In our organizations, we spend time finding the right people, grooming them, training them and preparing them to be a valuable part of the team. The investments of time and money made to build the team are significant — and so naturally we want that expense to pay off. Because of those investments we pay careful attention to our teams. Which leads us to the next point …
Silos were something to be proud of. When you erect something that stands 60 feet tall in the rural landscape, people can see it — it can’t be hidden or camouflaged. It is like a beacon stating your intentions, and justifiably so, most farmers were proud of their silos, a bit like a trophy earned.
So too in our organizations. As the leader of sales or manufacturing or engineering works hard to build his or her team, there is a justifiable sense of pride in what they have built. Not only that, but the leader often wants to instill that pride in the team as well — giving people a sense that their team is important in and of themselves.
Silos outlived their usefulness. Silos on the farm were good investments, and at the time, helped farms grow and prosper. While some are still used and there is nothing wrong with their use, they limit the farm’s ability to grow. So too with the silos we have built in our organizations. Farmers knew that they needed to move on if they wanted bigger livestock operations. Unfortunately, in organizations we began to treat the silo as the business itself, rather than recognizing that if we focused all of our attention on the silo, as important as it is, we would limit the overall growth of the enterprise.
So let me be clear — the problem with the silos we live in is pervasive and seductive. Because, from the internal perspective, the silo looks good and is valuable, yet when you shift your perspective to look at the whole operation, the silo is in the way — a bigger hindrance than a help for the overall growth and success of the organization.

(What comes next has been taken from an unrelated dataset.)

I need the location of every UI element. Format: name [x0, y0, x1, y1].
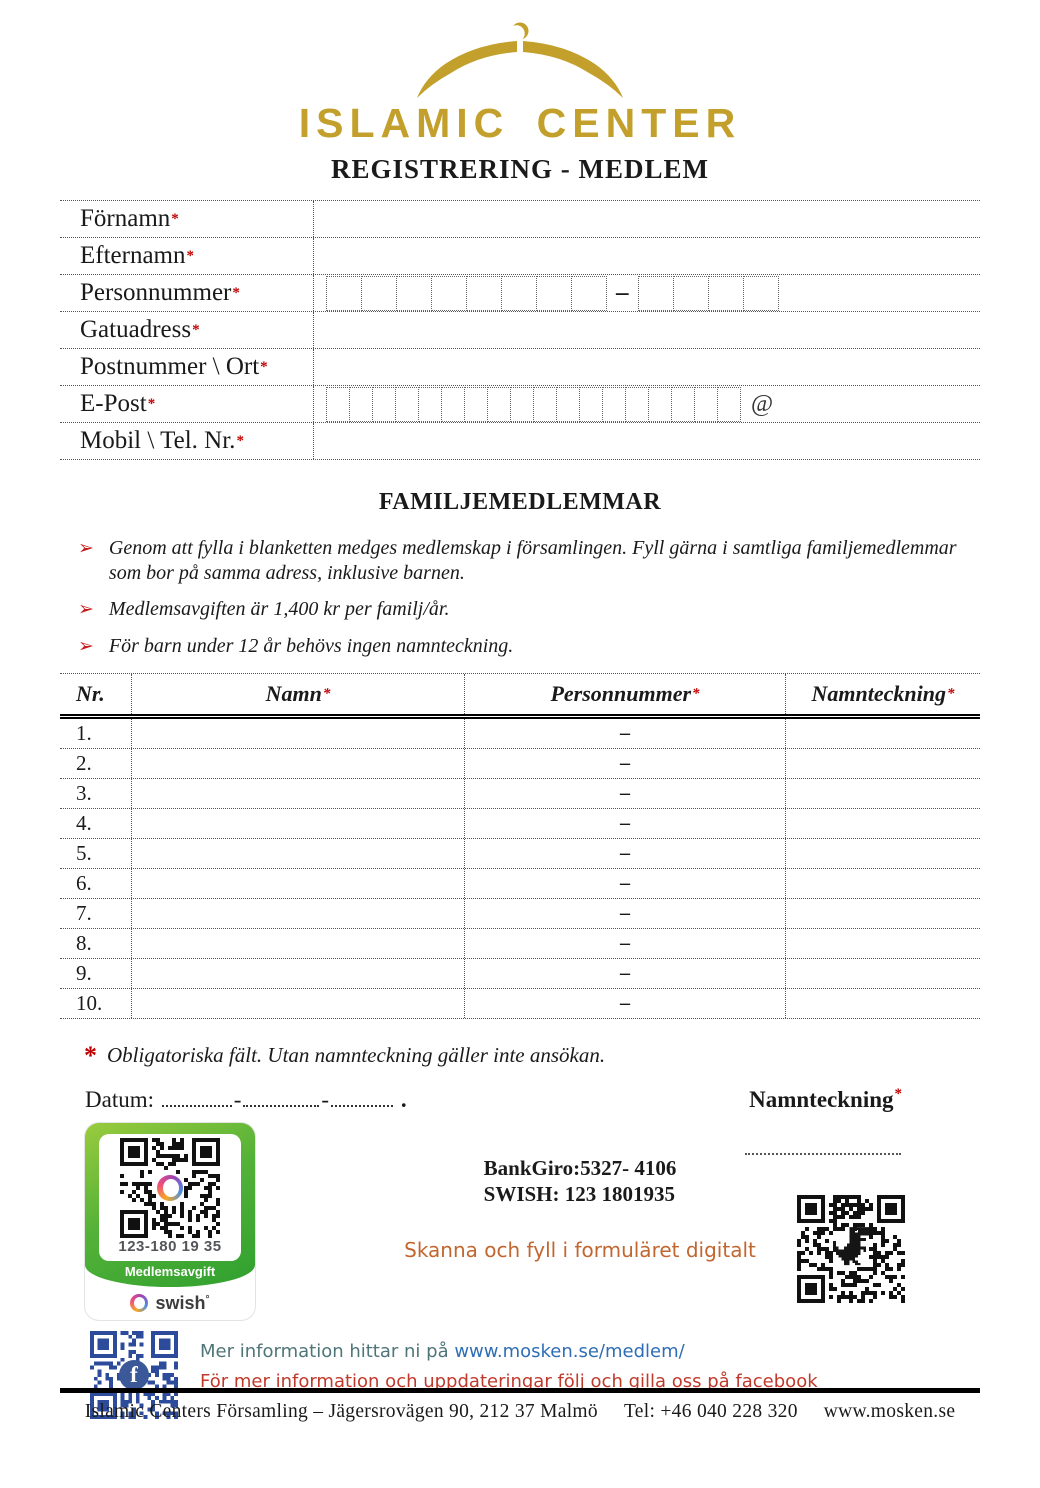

And how does all of this connect to accountability?
If there are silos in your organization, and you want the business to continue to grow and expand, you must move past the silos. The perspective must change to see the reality of the silos as a hindrance; they have at some level outlived their usefulness.

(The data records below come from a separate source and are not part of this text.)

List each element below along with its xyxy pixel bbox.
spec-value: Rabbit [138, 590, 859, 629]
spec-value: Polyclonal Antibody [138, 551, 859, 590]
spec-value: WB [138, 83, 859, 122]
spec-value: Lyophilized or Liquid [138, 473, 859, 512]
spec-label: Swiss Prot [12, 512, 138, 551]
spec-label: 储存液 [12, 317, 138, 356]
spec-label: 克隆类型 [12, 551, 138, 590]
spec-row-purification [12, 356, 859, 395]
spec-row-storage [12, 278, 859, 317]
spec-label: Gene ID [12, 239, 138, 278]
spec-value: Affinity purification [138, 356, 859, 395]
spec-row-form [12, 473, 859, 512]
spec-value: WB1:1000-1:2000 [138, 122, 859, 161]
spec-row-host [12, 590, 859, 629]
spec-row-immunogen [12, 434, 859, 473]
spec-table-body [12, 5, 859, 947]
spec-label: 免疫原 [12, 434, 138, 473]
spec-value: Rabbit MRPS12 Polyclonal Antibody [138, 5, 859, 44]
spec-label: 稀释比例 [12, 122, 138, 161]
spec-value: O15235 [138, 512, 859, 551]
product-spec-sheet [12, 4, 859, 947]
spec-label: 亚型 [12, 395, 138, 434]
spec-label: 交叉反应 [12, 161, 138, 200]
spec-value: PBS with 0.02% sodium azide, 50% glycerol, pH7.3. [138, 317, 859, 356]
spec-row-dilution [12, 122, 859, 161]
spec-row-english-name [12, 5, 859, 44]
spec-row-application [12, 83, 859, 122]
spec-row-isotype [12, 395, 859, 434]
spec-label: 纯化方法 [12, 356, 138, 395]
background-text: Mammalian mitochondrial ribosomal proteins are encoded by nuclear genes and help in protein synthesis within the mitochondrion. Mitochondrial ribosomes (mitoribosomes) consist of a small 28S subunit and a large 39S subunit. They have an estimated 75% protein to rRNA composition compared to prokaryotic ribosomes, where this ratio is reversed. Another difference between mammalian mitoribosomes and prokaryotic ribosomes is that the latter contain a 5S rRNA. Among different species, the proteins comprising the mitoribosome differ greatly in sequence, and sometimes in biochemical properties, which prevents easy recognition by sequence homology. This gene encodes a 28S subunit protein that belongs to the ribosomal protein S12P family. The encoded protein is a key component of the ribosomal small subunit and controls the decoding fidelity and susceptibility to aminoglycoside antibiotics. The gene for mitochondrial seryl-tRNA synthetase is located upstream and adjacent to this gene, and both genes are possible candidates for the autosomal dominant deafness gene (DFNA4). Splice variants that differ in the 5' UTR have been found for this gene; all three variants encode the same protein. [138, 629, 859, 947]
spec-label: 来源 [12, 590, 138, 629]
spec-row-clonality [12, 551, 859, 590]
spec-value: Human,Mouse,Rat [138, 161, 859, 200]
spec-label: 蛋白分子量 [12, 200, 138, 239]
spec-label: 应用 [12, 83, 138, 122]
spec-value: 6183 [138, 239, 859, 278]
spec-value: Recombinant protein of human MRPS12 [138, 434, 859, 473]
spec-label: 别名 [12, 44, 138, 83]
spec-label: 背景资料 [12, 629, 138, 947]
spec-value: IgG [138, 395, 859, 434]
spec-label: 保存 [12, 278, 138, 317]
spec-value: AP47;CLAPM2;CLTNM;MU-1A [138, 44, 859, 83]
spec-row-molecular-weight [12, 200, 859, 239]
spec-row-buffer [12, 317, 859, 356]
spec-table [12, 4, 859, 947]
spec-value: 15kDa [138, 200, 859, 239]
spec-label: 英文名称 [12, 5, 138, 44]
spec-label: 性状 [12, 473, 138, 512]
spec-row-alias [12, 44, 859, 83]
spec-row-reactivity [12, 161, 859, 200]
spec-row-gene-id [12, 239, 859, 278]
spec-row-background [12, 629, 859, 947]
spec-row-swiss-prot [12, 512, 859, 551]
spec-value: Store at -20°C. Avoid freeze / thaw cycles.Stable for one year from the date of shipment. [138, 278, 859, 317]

And the accountability for making that happen starts with you.
How can I say that when I don’t know your role?
Because everyone has a stake in making that change.
It can start from the C-Suite, but it doesn’t have to. It can start with the salesperson who builds relationships with other departments as a way to better meet a Customer need. It can start with a first line supervisor who gathers his team with the accounting group to find ways to speed up a troublesome process. It can start with a middle manager who is willing to share her budget with another department that is in need of additional investment.
When we look at organizational problems, we too often want to point at someone else to fix the problem. But when we point at others, we are fixing the blame and adding to the problem.
Start with you.
If you live in a silo that is comfortable, bust out of it today — not to devalue it, but to make that silo a more valuable and productive part of the future of your business.
As leaders, we have the chance to do that because our silos are made up of people, not steel or concrete. Adjustments can and must be made if we want ultimate organizational — and personal — success.